Brian O’Connell, FCLC ’11, added, “If someone has enough time to work out, they have the 30 seconds to wipe it down.”

The gym here is not going to provide you with a towel, so either bring your own or make use of the paper towels and Windex provided in the gym. Always remember to wipe down the machine after you’re done using it; the person next in line will thank you.

2. Work Out

While most of us are exerting ourselves, covered in sweat that may or may not be our own, there are still a few of you who show up to the gym, all dressed up in a fog of Axe cologne or behind a face of painted makeup as if attending a social event.

“People wearing street clothes at the gym always bothered me a little bit,” Quiles said. “I’m talking about the girls in hot pants and a sports bra with full makeup on, and the guys in those obscenely low-cut tank tops with super shorts on.”

The gym facilities on campus are cramped enough as it is, even without all the hangers on. Try to refrain from using the gym as a hangout spot.
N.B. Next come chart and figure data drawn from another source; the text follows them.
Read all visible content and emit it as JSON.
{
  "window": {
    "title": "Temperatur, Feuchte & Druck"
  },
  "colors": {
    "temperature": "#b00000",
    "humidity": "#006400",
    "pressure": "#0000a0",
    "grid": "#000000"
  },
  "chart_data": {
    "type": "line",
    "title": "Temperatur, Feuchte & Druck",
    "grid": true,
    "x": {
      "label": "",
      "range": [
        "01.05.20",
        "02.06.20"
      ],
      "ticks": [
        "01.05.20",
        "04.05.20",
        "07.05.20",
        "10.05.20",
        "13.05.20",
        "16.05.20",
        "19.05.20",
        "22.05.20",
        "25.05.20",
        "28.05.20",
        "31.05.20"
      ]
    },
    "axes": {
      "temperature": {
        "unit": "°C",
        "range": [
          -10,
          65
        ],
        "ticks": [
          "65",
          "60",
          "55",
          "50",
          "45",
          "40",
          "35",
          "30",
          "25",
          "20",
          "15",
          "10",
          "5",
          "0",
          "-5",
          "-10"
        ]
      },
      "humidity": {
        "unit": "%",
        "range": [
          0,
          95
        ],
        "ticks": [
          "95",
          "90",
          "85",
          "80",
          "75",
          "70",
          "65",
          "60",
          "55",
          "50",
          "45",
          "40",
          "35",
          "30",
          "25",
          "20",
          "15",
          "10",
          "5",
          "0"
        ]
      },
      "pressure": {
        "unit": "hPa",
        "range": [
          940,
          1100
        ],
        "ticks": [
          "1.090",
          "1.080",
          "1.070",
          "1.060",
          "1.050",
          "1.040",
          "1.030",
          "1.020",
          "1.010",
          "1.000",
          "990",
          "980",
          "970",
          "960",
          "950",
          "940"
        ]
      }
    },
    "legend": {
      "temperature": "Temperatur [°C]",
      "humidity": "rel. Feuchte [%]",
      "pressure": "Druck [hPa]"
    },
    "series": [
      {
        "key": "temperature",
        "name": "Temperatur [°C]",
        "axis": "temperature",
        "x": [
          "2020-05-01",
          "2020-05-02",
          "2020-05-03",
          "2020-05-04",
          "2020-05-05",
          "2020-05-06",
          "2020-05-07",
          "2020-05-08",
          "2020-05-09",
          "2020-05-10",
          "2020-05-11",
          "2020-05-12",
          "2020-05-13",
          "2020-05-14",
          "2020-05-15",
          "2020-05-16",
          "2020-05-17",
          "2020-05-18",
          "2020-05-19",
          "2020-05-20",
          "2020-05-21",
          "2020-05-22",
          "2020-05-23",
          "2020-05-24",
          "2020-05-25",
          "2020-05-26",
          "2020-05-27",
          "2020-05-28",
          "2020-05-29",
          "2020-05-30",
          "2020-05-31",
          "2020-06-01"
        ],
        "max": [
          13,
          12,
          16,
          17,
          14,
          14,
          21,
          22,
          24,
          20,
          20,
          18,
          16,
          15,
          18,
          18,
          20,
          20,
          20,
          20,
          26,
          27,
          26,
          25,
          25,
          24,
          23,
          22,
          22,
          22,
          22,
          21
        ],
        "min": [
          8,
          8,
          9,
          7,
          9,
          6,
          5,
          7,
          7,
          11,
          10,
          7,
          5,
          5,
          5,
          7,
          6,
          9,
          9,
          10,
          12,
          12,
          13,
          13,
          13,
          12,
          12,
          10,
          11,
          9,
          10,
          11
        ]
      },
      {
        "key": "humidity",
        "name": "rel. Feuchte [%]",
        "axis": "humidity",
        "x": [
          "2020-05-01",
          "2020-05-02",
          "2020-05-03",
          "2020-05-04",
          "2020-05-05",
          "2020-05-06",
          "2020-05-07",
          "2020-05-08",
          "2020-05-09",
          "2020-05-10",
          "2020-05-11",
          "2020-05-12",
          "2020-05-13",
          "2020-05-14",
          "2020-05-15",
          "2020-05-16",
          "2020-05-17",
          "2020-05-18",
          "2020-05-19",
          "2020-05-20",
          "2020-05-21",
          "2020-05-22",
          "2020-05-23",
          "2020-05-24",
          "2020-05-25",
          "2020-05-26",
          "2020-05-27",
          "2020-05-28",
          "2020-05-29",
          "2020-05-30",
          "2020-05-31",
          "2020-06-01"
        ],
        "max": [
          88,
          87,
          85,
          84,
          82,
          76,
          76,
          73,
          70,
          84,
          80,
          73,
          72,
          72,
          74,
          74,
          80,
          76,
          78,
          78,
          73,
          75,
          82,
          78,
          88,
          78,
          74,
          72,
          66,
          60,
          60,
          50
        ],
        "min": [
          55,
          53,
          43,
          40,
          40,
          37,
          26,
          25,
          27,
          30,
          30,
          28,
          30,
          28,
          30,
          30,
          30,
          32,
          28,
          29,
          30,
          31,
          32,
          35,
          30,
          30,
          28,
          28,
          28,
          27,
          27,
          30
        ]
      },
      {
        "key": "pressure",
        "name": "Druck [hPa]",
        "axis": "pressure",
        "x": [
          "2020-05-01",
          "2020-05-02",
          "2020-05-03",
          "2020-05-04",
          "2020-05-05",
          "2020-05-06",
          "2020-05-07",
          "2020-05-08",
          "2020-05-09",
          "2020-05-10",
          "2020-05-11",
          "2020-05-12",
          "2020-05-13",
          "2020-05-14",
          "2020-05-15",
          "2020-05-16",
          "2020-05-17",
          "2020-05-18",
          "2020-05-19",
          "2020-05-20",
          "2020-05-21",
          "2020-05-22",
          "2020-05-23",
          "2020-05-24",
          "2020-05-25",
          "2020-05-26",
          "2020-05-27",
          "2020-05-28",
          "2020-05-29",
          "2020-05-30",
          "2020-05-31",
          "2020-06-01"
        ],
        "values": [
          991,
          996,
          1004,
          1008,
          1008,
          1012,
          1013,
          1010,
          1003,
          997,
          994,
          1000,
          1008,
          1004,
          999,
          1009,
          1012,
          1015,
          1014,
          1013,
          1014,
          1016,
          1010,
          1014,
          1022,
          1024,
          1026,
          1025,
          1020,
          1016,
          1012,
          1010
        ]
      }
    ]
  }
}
If you’re looking for some fellow Fordhamites to hang out with, take a trip to the cafeteria instead.

3. Stop Trying to Find a Date

Even worse than the people socializing in the gym are the people who are trying to find dates there.

“Picking people up at the gym is questionable,” O’Connell said. “If someone is just walking around hitting on people, that’s not only creepy, but really unnecessary. Go be skeevy somewhere else.”

Hiram Arnaud, FCLC ’10, added, “The gym should be a place in which you concentrate on your goal. In the classroom we concentrate on the lecture; in the gym we should concentrate on the workout.”

Going around the gym and hitting on your classmates is distracting and “more than a little awkward,” Brittany McGrath, FCLC ’08, said. “I just don’t like being approached when I’m obviously busy. It’s not going to work.”

So next time you think going to the gym to score a few phone numbers is a good idea, remember this: everyone around you would like you to stop.

4. Keep Your Eyes to Yourself

Most of the inappropriate eye contact that occurs in the gym is probably accidental; after all, there are only so many ceiling tiles to count when you’re on the exercise bike. But anything that lasts longer than a glance is in the neighborhood of a stare.

Let’s be honest. No one looks his or her hottest when exercising, so awkward eye contact while the both of you are red-cheeked and wiping your sweaty brows should be avoided whenever possible.

“If I’m working out, I don’t want to have to worry about being checked-out when I least expect it,” Madeline Fajardo, FCLC ’09, said.

An unwanted stare at the gym can send other unintended messages, as well.

“If it’s from another guy, it’s an intimidation thing,” said Nick Davoli, FCLC ‘11. “Almost a challenge of ‘this is what I can do, I doubt you can.’”

Regardless of your intention, a word of advice gym-goers: keep the eye-wandering to a minimum.